The Lifestreaming Problem
This started as a reply to Mark @Krynsky's blog post titled The Year in Lifestreaming for 2009, but it grew embarassingly long so I decided to post it on my own blog, and link back. My thanks to Mark for helping solidify a bunch of scattered thoughts I've had bouncing around in my head for so long.
It makes me a little sad to admit, but I'm one of those developers that gave up on my solution to the Lifestreaming problem, for all the reasons @krynsky mentions and one more; I'm not sure it's even a problem anymore.
Aggregation
Years ago, sites began to fill with user generated content (UGC). Slowly some sites began to open up with RSS feeds, but the problem was;how to get all the content we made in one place. It didn't take much more than a feed aggregator that pulled all your public streams together to solve that problem. Some people found that solution sufficient so long as they could brand it and host it alongside their blog, but those of us without a dedicated audience didn't get much out of it.
Social Filtering
Which leads to the next problem; how to get our Lifestream in front of an audience without making them visit our own site or to put it another way; how do we hide items that aren't posted by people a user knows. At first this required us to build a new friends list on every site we used, but FriendFeed solved this problem better by giving us ways to import our friends' from other sites. Now that most social networks allow third-party access to your social graph, and Facebook itself--the one site that almost everyone you know online visits at least once a day-- has begun importing external activity streams, this problem can't really be solved any better.
Cross-Posting
But there remained a huge audience outside of a user's social network, and as Mark observed, Twitter--who stubbornly refuses to import activity--became the defacto place to watch the activity of people who you wouldn't necessarily call your "friends". So the next problem was;how do I post (or at least link to) my content in multiple places with only one action? Ping.fm, Posterous, Profilactic and other services filled this need. Whether a site pulls our content together to present it to our audience or requires us to push it into it's activity stream ourselves, our content is now everywhere it can be, even if that means lots of duplicates all over the place.
General Filtering
That brings us to the tough problems that still need work. By now we're subscribed to so many streams we can't keep up with them all. Furthermore our creative efforts are being lost in the deluge. So; how does a user find certain kinds of content among all the static? Several of Twitter's recent developments have started to solve that problem already.

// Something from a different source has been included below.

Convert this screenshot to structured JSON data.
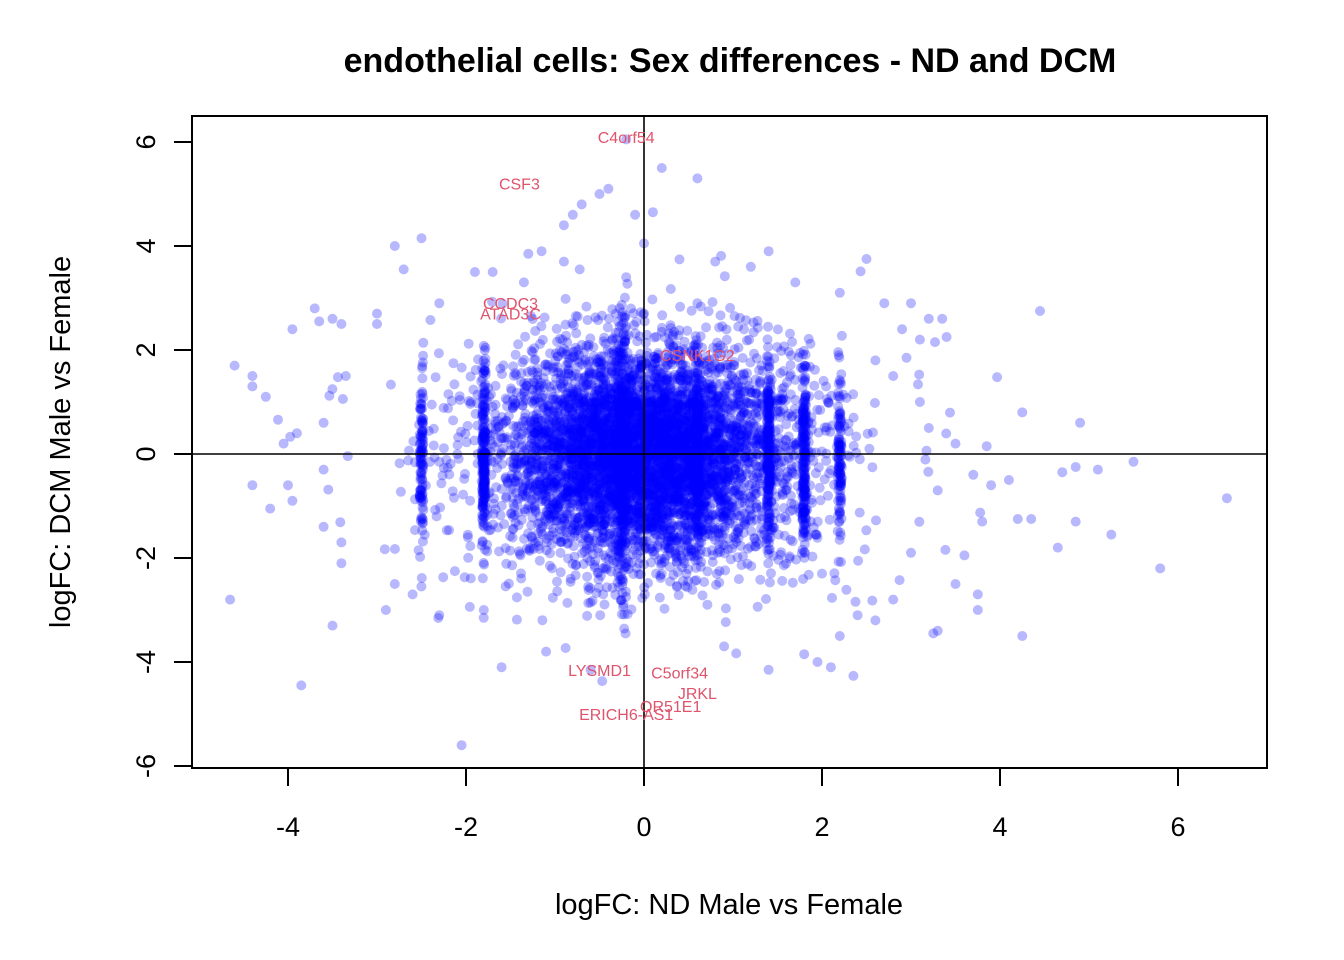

First, Lists allow us to group streams anyway we like. In my opinion this is the single best feature Twitter has added since I joined back in '06. At last the streams I care about aren't drowned-out by the multitude that I'm less interested in. Another significant development is the Geolocation API. Streams that originate nearby often talk about people and places that are of interest to me. Finally, trends, hashtags, and searches allow a kind of rough topic-based filter which is sometimes useful.
Weighting
All these filters are fairly "dumb" in that they can only make binary judgements about content; a tweet either contains a hashtag or it doesn't. There are millions of tweets posted every day about #iPhone, but when you view the topic they are merely listed in chronological order. Ideally we could score content based on "interestingness" so we could hide uninteresting content or sort so the most interesting appears first, but how do you measure how interesting a piece of content is to the crowd, or an individual? On Twitter we can determine how many times a tweet has been RTed or @replied to, but these metrics only exist on Twitter. How would you compare a tweet to a blog post? For pull-based lifestreams like FriendFeed, stream providers would have to standardize a protocol to express these metrics, and then decide how to do the math; is a Facebook like worth more or less than a YouTube comment? Furthermore how do you keep spammers from gaming such a system? What if a male-enhancement blog reports that all it's posts get a million comments, does FriendFeed just take it's word for it?
But it doesn't have to be that complicated. PostRank does a great job of sorting feed items based on the number of other feed items that link to them much the same way that Google ranks pages in search results. But even that's hard to determine with so many URL shortening services out there. I also suspect that this method would be suceptible to the same bombing exploits that Google has had to fend off.
For a long time I pursued a machine learning solution to the problem, first with a naive bayesian classifier which I had to train by "liking" or "disliking" items, and then using latent semantic analysis to rank items based on how similar they were to items which appeared in my lifestream before. I was succesfull to some degree, but I wasn't the only one to have the idea. Strands and Popego beat me to the punch. But given that neither really took off, and Strands totally changed their focus, it seems that users just don't care enough about filtering out that last bit of noise.
The conclusion I've come to is that this final problem is just more work than it's worth. It seems the filters we have--most importantly the social one--are doing a good enough job of delivering the best UGC to us. Think about it; is there any shortage of things for you to look at these days? Sure there's still a lot of noise, and sometimes important things slip through, but personally I've started to feel like this is a Sisyphean challenge. There will never be enough time to watch every YouTube video that you may find interesting.
Besides, isn't all this channel surfing distracting us from what was important about Lifestreaming in the first place; creating content? Maybe it's time we stopped focusing on how to share our creations, and more time actually creating.